In this work, we proposed CancerLLM, a model with 7 billion parameters and a Mistral-style architecture, pre-trained on nearly 2.7M clinical notes and over 515K pathology reports covering 17 cancer types, followed by fine-tuning on two cancer-relevant tasks, including cancer phenotypes extraction and cancer diagnosis generation.

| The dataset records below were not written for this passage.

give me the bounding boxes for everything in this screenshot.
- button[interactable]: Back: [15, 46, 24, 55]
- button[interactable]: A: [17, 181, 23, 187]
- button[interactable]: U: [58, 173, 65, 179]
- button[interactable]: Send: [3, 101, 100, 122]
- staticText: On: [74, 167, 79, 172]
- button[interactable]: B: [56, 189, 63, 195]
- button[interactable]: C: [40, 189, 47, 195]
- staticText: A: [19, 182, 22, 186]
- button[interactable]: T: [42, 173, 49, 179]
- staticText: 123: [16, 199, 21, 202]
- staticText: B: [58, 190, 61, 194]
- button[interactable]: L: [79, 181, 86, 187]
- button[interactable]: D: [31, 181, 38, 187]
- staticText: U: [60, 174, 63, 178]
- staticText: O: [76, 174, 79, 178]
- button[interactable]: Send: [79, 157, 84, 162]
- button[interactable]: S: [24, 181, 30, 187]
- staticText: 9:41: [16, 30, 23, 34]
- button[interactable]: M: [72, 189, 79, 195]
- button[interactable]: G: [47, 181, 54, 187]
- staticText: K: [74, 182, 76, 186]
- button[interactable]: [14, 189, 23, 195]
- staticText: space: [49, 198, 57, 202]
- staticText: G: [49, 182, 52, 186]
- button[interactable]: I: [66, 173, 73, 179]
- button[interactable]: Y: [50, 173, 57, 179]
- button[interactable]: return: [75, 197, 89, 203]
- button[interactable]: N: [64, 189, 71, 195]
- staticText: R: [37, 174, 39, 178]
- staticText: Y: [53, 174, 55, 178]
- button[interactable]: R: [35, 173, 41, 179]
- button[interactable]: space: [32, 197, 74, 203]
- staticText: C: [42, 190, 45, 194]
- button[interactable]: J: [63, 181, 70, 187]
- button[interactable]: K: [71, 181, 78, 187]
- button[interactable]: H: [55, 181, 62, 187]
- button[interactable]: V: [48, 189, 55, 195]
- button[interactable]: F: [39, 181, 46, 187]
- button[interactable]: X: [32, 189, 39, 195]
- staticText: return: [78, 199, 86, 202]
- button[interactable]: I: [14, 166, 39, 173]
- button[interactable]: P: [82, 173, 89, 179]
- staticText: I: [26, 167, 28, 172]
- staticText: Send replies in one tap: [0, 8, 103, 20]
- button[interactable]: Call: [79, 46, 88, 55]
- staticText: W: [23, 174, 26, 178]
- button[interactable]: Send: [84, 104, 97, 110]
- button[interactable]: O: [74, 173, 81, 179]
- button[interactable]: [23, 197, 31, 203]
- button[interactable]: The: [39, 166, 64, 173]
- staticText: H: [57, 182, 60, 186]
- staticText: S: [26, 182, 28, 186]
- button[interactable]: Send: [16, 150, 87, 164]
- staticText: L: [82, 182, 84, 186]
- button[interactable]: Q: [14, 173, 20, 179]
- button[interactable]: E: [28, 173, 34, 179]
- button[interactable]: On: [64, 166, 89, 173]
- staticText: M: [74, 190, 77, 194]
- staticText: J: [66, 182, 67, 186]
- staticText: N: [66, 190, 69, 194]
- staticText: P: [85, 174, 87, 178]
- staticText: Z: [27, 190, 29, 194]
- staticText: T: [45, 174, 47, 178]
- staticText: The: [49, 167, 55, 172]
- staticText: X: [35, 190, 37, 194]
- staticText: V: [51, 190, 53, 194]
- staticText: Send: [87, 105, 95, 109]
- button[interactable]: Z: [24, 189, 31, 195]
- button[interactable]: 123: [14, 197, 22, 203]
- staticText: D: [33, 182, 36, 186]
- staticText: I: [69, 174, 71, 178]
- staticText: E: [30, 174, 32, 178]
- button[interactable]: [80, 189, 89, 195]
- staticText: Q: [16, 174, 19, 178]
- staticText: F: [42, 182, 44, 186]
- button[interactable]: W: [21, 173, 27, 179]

We release the pre-training code to facilitate model pre-training for the specific domain. Step 1: Collect the clinical notes and place them in the ./data directory. Step 2: Run the following command:
CUDA_VISIBLE_DEVICES=5,6,8 torchrun --nproc_per_node 2 pretraining.py \
--model_type auto \
--model_name_or_path '/scratch/ahcie-gpu2/common-models/Mistral-7B-Instruct-v0.1' \
--train_file_dir "./data" \
--validation_file_dir "./data" \
--per_device_train_batch_size 4 \
--per_device_eval_batch_size 4 \
--do_train \
--do_eval \
--use_peft True \
--seed 42 \
--max_train_samples 4067420 \
--max_eval_samples 1000 \
--num_train_epochs 0.5 \
--learning_rate 2e-4 \
--warmup_ratio 0.05 \
--weight_decay 0.01 \
--logging_strategy steps \
--logging_steps 10 \
--eval_steps 200000 \
--evaluation_strategy steps \
--save_steps 200000 \
--save_strategy steps \
--save_total_limit 13 \
--gradient_accumulation_steps 1 \
--preprocessing_num_workers 10 \
--block_size 3000 \
--group_by_length True \
--output_dir outputs-pt-qwen-v1 \
--overwrite_output_dir \
--ddp_timeout 30000 \
--logging_first_step True \
--target_modules all \
--lora_rank 8 \
--lora_alpha 16 \
--lora_dropout 0.05 \
--torch_dtype bfloat16 \
--bf16 \
--device_map auto \
--report_to tensorboard \
--ddp_find_unused_parameters False \
--gradient_checkpointing True \
--cache_dir ./cache
{
"instruction": "You are a medical expert. This task involves generating the diagnosis based on the provided context or text.",
"context": "1) Reason for visit: The patient reports a persistent cough and unintended weight loss over the past two months. 2) Treatment site: Right upper lobe of the lung. 3) Subjective information: The patient complains of shortness of breath, chest discomfort, and fatigue. 4) Nursing Review of Systems (ROS): Positive for night sweats, mild fever, and decreased appetite. 5) Objective observations: Decreased breath sounds and dullness to percussion on the right lung. 6) Laboratory test results: Chest X-ray reveals a mass in the right upper lobe; biopsy confirms malignant cells.",
"response": "lung cancer"
}
{
"instruction": "You are an excellent linguist. The task is to answer the question by given the context or text",
"context": "In the text: The specimen shows a 2.5 cm firm white lesion located in the upper outer quadrant of the breast. What is the tumor size in the given context?",
"response": "2.5",
}
Run the following code to train the model and generate the answers:
"""
CUDA_VISIBLE_DEVICES=9 nohup python cancerLLM_down_stream_fine_tuning.py > myout.cancerLLM_down_stream_fine_tuning 2>&1 &
CUDA_VISIBLE_DEVICES=2 python generation.py
"""
To perform evaluation, run 0_make_standard_output_for_ground.py and 1_make_standard_output_for_diagnosis.py, followed by 2_evaluation_of_three_evaluation.py to obtain the final results.